Siemens Gamesa lost €314 million ($501 million) in the three months ended in June. The Spanish developer was wrong-footed this year by the surging price of steel, which accounts for most of a turbine’s weight.
Even Equinor, an oil and gas company that has become a major developer of wind farms, has had to tame investor expectations, projecting returns from its renewable projects at 4 per cent to 8 per cent, down from the 6 per cent to 10 per cent forecast last year.
“If you look at renewables — just renewables, nothing else attached to it — you reach a stage where the returns are going to plateau and probably go down a little bit in the next years because of increased competition,” said Francesco Starace, CEO of Italian utility Enel. “Our view is that the strategy of an integrated utility is a much safer position.”

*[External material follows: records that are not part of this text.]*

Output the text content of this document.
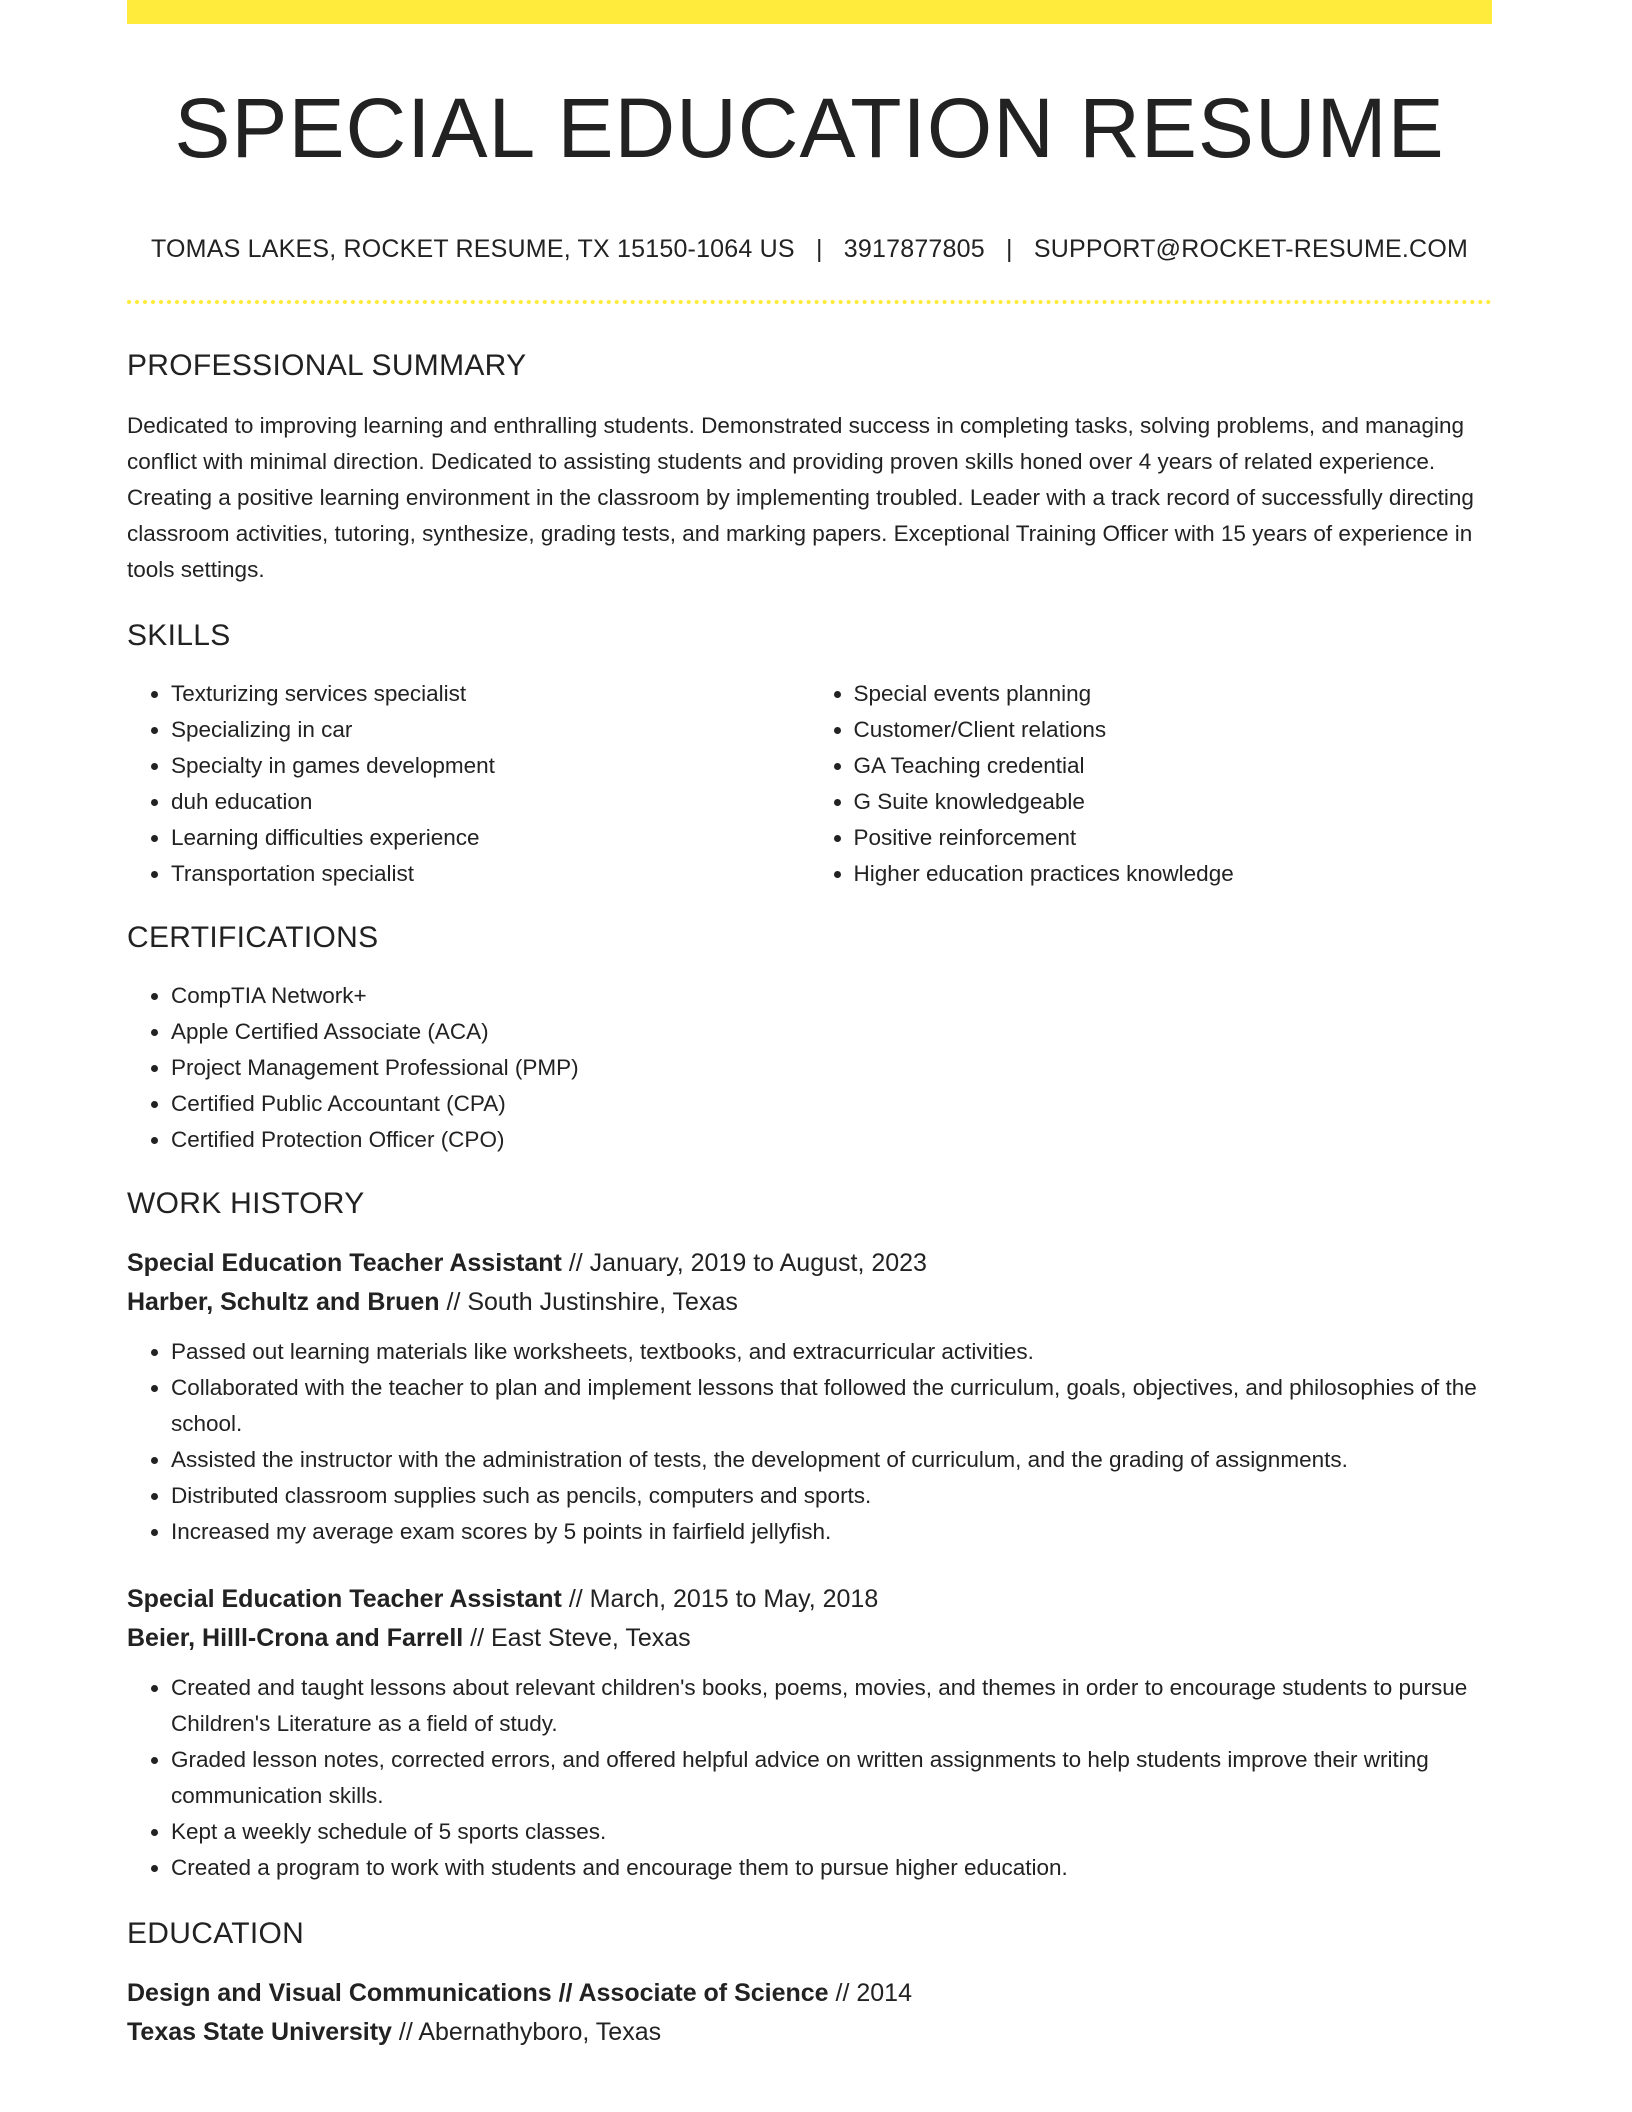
SPECIAL EDUCATION RESUME
TOMAS LAKES, ROCKET RESUME, TX 15150-1064 US | 3917877805 | SUPPORT@ROCKET-RESUME.COM
PROFESSIONAL SUMMARY

Dedicated to improving learning and enthralling students. Demonstrated success in completing tasks, solving problems, and managing conflict with minimal direction. Dedicated to assisting students and providing proven skills honed over 4 years of related experience. Creating a positive learning environment in the classroom by implementing troubled. Leader with a track record of successfully directing classroom activities, tutoring, synthesize, grading tests, and marking papers. Exceptional Training Officer with 15 years of experience in tools settings.

SKILLS
• Texturizing services specialist
• Specializing in car
• Specialty in games development
• duh education
• Learning difficulties experience
• Transportation specialist
• Special events planning
• Customer/Client relations
• GA Teaching credential
• G Suite knowledgeable
• Positive reinforcement
• Higher education practices knowledge
CERTIFICATIONS
• CompTIA Network+
• Apple Certified Associate (ACA)
• Project Management Professional (PMP)
• Certified Public Accountant (CPA)
• Certified Protection Officer (CPO)
WORK HISTORY
Special Education Teacher Assistant // January, 2019 to August, 2023
Harber, Schultz and Bruen // South Justinshire, Texas
• Passed out learning materials like worksheets, textbooks, and extracurricular activities.
• Collaborated with the teacher to plan and implement lessons that followed the curriculum, goals, objectives, and philosophies of the school.
• Assisted the instructor with the administration of tests, the development of curriculum, and the grading of assignments.
• Distributed classroom supplies such as pencils, computers and sports.
• Increased my average exam scores by 5 points in fairfield jellyfish.
Special Education Teacher Assistant // March, 2015 to May, 2018
Beier, Hilll-Crona and Farrell // East Steve, Texas
• Created and taught lessons about relevant children's books, poems, movies, and themes in order to encourage students to pursue Children's Literature as a field of study.
• Graded lesson notes, corrected errors, and offered helpful advice on written assignments to help students improve their writing communication skills.
• Kept a weekly schedule of 5 sports classes.
• Created a program to work with students and encourage them to pursue higher education.
EDUCATION
Design and Visual Communications // Associate of Science // 2014
Texas State University // Abernathyboro, Texas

Solar module prices are up over 16 per cent in 2021, while the cost of key commodities like steel and copper have surged this year. That’s forced wind turbine makers to raise prices for their customers. The cost of shipping, which skyrocketed as the world emerges from the global pandemic, has also added to the long list of challenges facing renewable energy companies.
Producers of green power tend to strike deals to sell the electricity they produce before construction begins. While that strategy helps them obtain financing, it may also leave them exposed to swings in the cost of materials.
‘Our industry is vulnerable. Unfortunately you get caught because your costs to build are so high, and you can’t go back to your customer and increase the price.’
Innergex Renewable Energy CEO Michael Letellier
“Our industry is vulnerable,” said Michel Letellier, CEO of Innergex Renewable Energy, which builds renewable power projects in Canada and the US. “Unfortunately you get caught because your costs to build are so high, and you can’t go back to your customer and increase the price.”
To be sure, there are still no signs that the squeeze in profits is reducing investment. A record $US174 billion was spent on solar, offshore wind and other green technologies and companies in the first half of the year, according to BloombergNEF. That’s 1.8 per cent more than in the same period a year earlier.
Still, there’s concern some projects may get scrapped or be delayed, making it harder to achieve climate goals. Limiting temperature increases to 1.5 degrees Celsius compared to pre-industrial levels will require wind and solar capacity to grow at a rate five times higher between 2020 and 2050 than the average from the last three years, according to the International Energy Agency.
“There’s been a restart of the industry,” said Xavier Barbaro, CEO of French renewable energy firm Neoen. “It may sometimes destroy some value of some of our projects, but that didn’t lead us to abandon any project.
“I think some people that had very little buffer are now abandoning some projects, or postponing them as much as they can.”